When this channel is breached by subsequent movement then I would expect that cycle wave b is over and cycle wave c downwards has begun. Cycle wave c would be extremely likely to make a new low below the end of cycle wave a at 385.10 to avoid a truncation.

AAPL Elliott Wave Chart 2013

The daily chart shows the structure of primary wave C upwards.

Within primary wave C so far intermediate waves (1), (2), and (3) are complete. A very small amount of downwards movement should complete intermediate wave (4) within a few hours, and thereafter only one final upwards wave for intermediate wave (5) is required to complete this structure.

Intermediate wave (3) is just 3.05 longer than equality with intermediate wave (1). Intermediate wave (3) is almost 1.618 the duration of intermediate wave (1). Both of these waves look extended, so I would expect intermediate wave (5) to not be extended.

Intermediate wave (2) lasted 19 days, and intermediate wave (4) has so far lasted 20 days. This almost perfect proportion gives the wave count the “right look”. If intermediate wave (4) completes with one more daily candlestick downwards it would have lasted a total of a Fibonacci 21 days.

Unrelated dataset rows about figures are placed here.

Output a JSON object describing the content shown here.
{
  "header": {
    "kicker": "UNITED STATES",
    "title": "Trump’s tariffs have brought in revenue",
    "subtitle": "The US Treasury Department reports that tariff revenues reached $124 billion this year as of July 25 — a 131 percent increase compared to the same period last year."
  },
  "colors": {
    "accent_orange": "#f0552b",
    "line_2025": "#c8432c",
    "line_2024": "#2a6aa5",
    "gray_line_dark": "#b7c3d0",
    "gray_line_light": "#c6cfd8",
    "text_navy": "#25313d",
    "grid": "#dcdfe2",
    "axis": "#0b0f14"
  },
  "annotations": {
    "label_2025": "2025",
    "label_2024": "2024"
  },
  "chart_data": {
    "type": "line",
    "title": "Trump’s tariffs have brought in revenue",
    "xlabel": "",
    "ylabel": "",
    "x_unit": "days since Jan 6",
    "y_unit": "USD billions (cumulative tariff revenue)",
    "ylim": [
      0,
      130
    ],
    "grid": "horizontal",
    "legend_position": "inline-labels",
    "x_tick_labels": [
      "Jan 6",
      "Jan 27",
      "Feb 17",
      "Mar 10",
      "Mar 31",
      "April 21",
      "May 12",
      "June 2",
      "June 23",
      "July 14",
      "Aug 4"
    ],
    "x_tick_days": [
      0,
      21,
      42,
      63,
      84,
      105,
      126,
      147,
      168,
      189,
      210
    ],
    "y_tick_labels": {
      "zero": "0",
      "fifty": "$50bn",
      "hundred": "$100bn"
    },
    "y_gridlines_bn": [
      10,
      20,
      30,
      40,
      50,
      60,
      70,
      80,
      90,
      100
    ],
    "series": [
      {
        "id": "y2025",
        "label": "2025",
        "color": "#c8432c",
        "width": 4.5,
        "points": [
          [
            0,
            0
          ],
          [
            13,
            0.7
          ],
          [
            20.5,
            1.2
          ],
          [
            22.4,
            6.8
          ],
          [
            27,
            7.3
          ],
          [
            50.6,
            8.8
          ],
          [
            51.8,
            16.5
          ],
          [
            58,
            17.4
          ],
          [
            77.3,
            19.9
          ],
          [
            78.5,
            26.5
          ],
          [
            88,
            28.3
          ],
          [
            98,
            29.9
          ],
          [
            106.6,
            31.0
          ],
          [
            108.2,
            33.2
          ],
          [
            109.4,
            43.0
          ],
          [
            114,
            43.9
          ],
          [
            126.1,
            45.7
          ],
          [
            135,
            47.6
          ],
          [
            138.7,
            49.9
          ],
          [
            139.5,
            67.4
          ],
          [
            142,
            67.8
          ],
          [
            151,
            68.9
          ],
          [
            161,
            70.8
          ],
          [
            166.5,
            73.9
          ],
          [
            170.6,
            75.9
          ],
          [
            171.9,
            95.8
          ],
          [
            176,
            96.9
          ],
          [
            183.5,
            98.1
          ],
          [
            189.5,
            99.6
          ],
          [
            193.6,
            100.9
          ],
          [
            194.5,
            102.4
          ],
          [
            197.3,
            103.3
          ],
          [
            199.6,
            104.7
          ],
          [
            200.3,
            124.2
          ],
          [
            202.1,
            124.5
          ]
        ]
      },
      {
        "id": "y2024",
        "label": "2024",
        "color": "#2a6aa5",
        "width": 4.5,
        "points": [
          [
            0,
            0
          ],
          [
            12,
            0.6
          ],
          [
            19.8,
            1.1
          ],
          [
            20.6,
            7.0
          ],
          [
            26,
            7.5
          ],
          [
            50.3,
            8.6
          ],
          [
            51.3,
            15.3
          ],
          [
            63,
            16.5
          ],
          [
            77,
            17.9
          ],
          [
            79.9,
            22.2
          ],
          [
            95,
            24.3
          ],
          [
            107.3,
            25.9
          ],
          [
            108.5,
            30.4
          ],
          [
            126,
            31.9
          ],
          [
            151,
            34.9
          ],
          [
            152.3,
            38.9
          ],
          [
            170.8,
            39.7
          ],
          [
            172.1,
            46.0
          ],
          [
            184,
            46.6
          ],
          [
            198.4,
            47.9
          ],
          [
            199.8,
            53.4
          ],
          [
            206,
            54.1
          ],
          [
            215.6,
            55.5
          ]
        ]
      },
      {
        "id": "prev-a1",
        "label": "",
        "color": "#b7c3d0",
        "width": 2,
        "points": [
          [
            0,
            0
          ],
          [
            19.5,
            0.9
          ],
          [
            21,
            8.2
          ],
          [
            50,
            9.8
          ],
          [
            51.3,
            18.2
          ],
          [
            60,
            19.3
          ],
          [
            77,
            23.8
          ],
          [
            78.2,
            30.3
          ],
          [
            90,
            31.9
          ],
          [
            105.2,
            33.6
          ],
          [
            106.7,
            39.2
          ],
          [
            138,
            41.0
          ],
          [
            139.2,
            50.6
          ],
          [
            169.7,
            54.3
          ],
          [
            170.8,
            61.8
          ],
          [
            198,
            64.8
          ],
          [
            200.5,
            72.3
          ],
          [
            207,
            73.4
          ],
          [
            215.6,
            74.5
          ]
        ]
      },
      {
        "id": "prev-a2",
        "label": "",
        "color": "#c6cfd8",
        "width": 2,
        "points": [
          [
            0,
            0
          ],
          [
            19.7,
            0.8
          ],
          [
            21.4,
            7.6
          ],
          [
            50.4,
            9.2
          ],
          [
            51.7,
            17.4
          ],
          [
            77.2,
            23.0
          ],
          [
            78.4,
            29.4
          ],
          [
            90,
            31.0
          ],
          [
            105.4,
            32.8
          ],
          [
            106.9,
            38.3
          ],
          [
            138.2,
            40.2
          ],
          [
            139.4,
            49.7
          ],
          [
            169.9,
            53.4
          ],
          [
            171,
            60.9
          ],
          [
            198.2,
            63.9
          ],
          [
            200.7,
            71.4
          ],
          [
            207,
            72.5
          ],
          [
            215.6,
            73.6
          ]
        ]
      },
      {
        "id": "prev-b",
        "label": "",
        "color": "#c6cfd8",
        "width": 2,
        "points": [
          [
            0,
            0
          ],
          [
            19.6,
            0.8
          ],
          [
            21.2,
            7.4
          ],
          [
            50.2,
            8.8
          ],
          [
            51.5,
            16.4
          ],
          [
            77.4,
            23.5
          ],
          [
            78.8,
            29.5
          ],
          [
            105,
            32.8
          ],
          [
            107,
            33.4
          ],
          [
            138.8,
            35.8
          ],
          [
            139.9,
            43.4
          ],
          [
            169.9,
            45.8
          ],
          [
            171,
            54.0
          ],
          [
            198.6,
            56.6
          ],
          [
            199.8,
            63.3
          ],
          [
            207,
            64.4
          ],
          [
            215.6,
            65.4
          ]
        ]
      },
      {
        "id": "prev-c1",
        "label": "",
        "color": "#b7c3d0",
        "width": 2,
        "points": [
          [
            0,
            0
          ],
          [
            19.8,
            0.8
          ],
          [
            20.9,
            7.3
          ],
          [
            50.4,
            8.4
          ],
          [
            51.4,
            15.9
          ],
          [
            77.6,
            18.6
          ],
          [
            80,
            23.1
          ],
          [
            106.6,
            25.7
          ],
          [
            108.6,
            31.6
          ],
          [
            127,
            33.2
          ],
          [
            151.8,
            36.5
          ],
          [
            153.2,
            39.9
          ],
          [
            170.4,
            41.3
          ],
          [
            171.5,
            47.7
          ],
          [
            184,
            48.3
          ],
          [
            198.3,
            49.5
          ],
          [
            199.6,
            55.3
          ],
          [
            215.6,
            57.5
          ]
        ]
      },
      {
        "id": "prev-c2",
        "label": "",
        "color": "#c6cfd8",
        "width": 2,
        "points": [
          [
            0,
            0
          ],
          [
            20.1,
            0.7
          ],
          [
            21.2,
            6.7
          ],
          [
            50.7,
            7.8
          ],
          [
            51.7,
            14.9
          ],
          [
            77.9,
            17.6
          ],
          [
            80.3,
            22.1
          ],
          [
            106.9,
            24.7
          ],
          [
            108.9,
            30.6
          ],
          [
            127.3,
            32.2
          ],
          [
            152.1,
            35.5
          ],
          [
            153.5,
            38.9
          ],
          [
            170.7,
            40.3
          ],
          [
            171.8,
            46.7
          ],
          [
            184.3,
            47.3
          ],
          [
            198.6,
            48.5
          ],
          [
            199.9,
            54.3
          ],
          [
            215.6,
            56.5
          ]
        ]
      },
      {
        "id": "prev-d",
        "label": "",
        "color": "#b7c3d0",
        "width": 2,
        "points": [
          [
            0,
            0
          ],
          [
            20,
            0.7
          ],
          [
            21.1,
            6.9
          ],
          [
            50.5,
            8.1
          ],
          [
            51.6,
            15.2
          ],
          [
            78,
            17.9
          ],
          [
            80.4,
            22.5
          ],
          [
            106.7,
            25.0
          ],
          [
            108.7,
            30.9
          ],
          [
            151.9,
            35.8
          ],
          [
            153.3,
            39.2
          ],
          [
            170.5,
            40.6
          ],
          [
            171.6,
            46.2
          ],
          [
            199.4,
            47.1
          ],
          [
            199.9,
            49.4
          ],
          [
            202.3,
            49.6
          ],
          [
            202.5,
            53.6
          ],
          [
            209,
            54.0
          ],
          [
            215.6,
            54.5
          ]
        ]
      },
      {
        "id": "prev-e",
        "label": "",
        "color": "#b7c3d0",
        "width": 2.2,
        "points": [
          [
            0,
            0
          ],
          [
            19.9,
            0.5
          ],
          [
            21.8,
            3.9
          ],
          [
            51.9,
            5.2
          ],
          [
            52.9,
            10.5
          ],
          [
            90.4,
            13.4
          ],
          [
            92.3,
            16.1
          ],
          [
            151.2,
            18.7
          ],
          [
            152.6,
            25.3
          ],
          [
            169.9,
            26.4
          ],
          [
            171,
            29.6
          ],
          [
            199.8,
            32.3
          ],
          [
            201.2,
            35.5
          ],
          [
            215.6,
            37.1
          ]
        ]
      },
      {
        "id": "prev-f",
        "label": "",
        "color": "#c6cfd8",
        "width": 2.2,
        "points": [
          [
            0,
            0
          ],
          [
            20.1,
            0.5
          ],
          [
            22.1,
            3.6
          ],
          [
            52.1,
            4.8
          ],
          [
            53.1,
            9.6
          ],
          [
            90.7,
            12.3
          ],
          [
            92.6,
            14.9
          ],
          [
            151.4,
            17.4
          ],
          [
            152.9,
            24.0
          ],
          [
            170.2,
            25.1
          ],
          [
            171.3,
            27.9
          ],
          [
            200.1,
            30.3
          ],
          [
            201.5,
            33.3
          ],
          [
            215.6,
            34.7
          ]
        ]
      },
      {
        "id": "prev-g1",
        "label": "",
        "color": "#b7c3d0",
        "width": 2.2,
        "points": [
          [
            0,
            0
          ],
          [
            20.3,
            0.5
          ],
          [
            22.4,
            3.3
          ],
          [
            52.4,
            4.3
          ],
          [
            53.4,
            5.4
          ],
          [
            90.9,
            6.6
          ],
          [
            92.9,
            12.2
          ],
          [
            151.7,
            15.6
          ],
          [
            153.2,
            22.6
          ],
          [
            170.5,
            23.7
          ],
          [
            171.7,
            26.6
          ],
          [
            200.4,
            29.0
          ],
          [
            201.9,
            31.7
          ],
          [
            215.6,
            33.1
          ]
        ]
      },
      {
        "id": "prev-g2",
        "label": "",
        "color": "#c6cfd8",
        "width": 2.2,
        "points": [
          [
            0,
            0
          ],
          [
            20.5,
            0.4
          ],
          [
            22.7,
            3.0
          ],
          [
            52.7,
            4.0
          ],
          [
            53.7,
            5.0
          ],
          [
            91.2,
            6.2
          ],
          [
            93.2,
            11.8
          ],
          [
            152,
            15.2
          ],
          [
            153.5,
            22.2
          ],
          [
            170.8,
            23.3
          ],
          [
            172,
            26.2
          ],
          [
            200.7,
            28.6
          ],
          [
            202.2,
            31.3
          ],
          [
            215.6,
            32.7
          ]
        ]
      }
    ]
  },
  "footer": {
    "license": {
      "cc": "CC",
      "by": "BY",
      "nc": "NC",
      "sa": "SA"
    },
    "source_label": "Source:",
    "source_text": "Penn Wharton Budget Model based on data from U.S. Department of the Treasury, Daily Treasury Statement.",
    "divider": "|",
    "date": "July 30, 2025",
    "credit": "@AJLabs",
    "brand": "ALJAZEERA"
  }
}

Intermediate wave (4) may not move into intermediate wave (1) price territory. This wave count is invalidated with movement below 513.74.

I would expect intermediate wave (5) to most likely end at the upper edge of the parallel trend channel.

AAPL Elliott Wave Chart 2013

This hourly chart shows the entire structure of intermediate wave (4) so far. Minor wave C has just passed equality with minor wave A, and if the target is reached minor waves A and C would have a very close ratio of equality.

Within minor wave C there is no Fibonacci ratio between minute waves i and iii. At 534.82 minute wave v would reach 0.618 the length of minute wave i.

Minor wave C should end about the lower end of the larger blue parallel channel, and probably mid way within the smaller pink parallel channel.

Within minor wave C minute wave iv may not move into minute wave i price territory. This wave count is invalidated in the short term with movement above 552.32.

When there is some downwards movement for minute wave v then the invalidation point would no longer apply. Subsequent movement above 552.32 would confirm that minor wave C and so probably intermediate wave (4) would be over. At that stage I would expect about two weeks of upwards movement towards 600.